For the points: X: 6 8 12 Y: 18 24 29 The estimated equation from a linear regression is: Yᵢ = 8.5 +1.75Xᵢ Using this information, write out your calculations (yes, I want you to do them by hand, just this once) for the following: A. Standard Error of the Estimate (SEE) B. Total Sum of Squares (TSS) C. Explained Sum of Squares (ESS) D. Residual Sum of Squares (RSS) E. Coefficient of Determination (R²) F. The Adjusted R² Please Use R to Answer the Following Questions
5. Bicyclists are crazy about weight. They will pay a lot of money to reduce the weight of their bike. A friend of mine who is a serious cyclist once told me that a serious cyclist would pay a price per gram to reduce the weight of their bike that was greater than the price of gold.
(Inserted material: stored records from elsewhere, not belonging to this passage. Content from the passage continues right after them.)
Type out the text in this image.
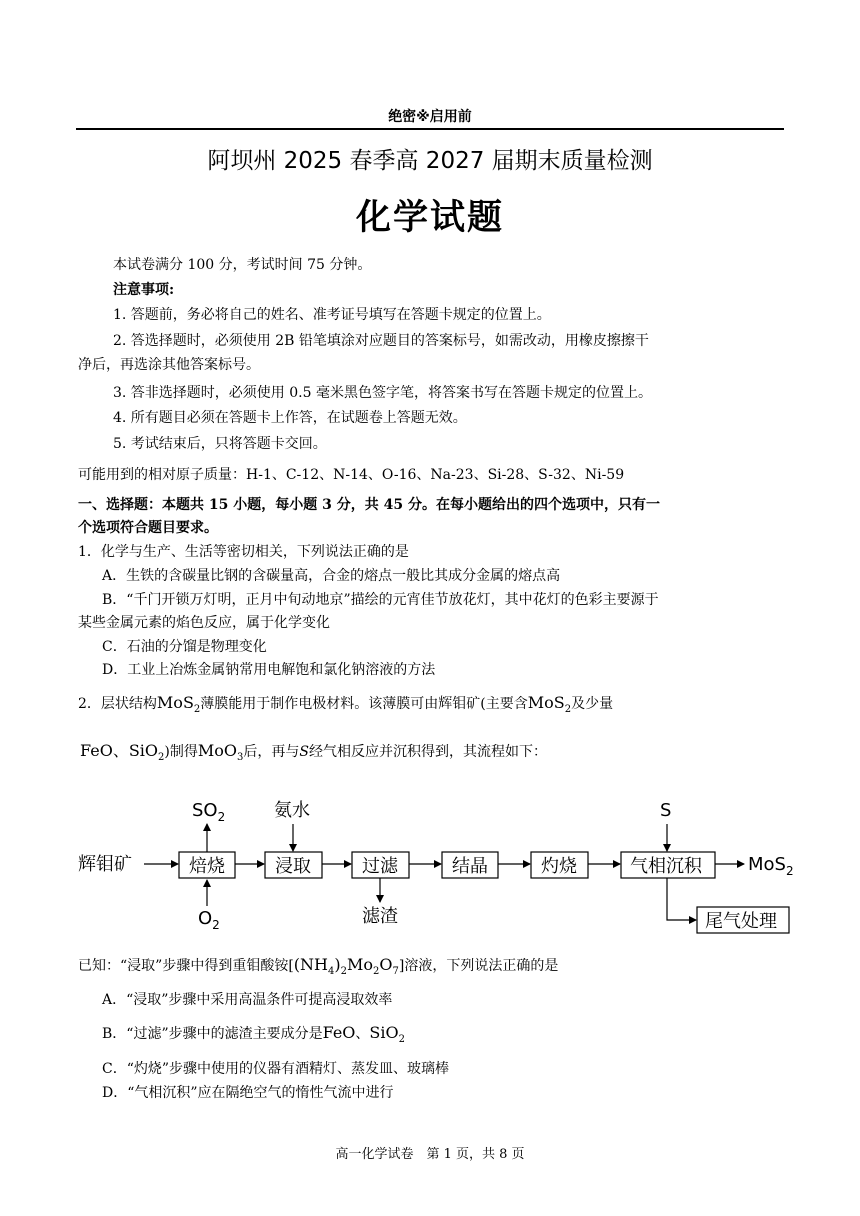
绝密※启用前
阿坝州 2025 春季高 2027 届期末质量检测
化学试题
本试卷满分 100 分，考试时间 75 分钟。
注意事项:
1. 答题前，务必将自己的姓名、准考证号填写在答题卡规定的位置上。
2. 答选择题时，必须使用 2B 铅笔填涂对应题目的答案标号，如需改动，用橡皮擦擦干
净后，再选涂其他答案标号。
3. 答非选择题时，必须使用 0.5 毫米黑色签字笔，将答案书写在答题卡规定的位置上。
4. 所有题目必须在答题卡上作答，在试题卷上答题无效。
5. 考试结束后，只将答题卡交回。
可能用到的相对原子质量：H-1、C-12、N-14、O-16、Na-23、Si-28、S-32、Ni-59
一、选择题：本题共 15 小题，每小题 3 分，共 45 分。在每小题给出的四个选项中，只有一
个选项符合题目要求。
1．化学与生产、生活等密切相关，下列说法正确的是
A．生铁的含碳量比钢的含碳量高，合金的熔点一般比其成分金属的熔点高
B．“千门开锁万灯明，正月中旬动地京”描绘的元宵佳节放花灯，其中花灯的色彩主要源于
某些金属元素的焰色反应，属于化学变化
C．石油的分馏是物理变化
D．工业上冶炼金属钠常用电解饱和氯化钠溶液的方法
2．层状结构MoS$_2$薄膜能用于制作电极材料。该薄膜可由辉钼矿(主要含MoS$_2$及少量
FeO、SiO$_2$)制得MoO$_3$后，再与S经气相反应并沉积得到，其流程如下：
辉钼矿	焙烧
$SO_2$
$O_2$
浸取
氨水
过滤
滤渣
结晶	灼烧	气相沉积
S
MoS$_2$
尾气处理
已知：“浸取”步骤中得到重钼酸铵$[(NH_4)_2Mo_2O_7]$溶液，下列说法正确的是
A．“浸取”步骤中采用高温条件可提高浸取效率
B．“过滤”步骤中的滤渣主要成分是FeO、SiO$_2$
C．“灼烧”步骤中使用的仪器有酒精灯、蒸发皿、玻璃棒
D．“气相沉积”应在隔绝空气的惰性气流中进行
高一化学试卷　第 1 页，共 8 页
There is data on bicycle saddles on the course web page giving the price of the saddle, the brand, the mass of the saddle in grams and the material from which the rails are made. A
. Use the bicycle seats data available on the D2L site to estimate a linear regression of the regular price of a bicycle seat on the weight of the seat. Briefly explain what the coefficient estimates mean. B. How does the explanatory power of the model change if Brand is added, if the materials from which the rails are made is added and if both are added? C. Brooks saddles are unusual and are generally favored by members of a group of extremist cyclists. How does the explanatory power of the model from part A change if Brooks saddles are excluded from the analysis?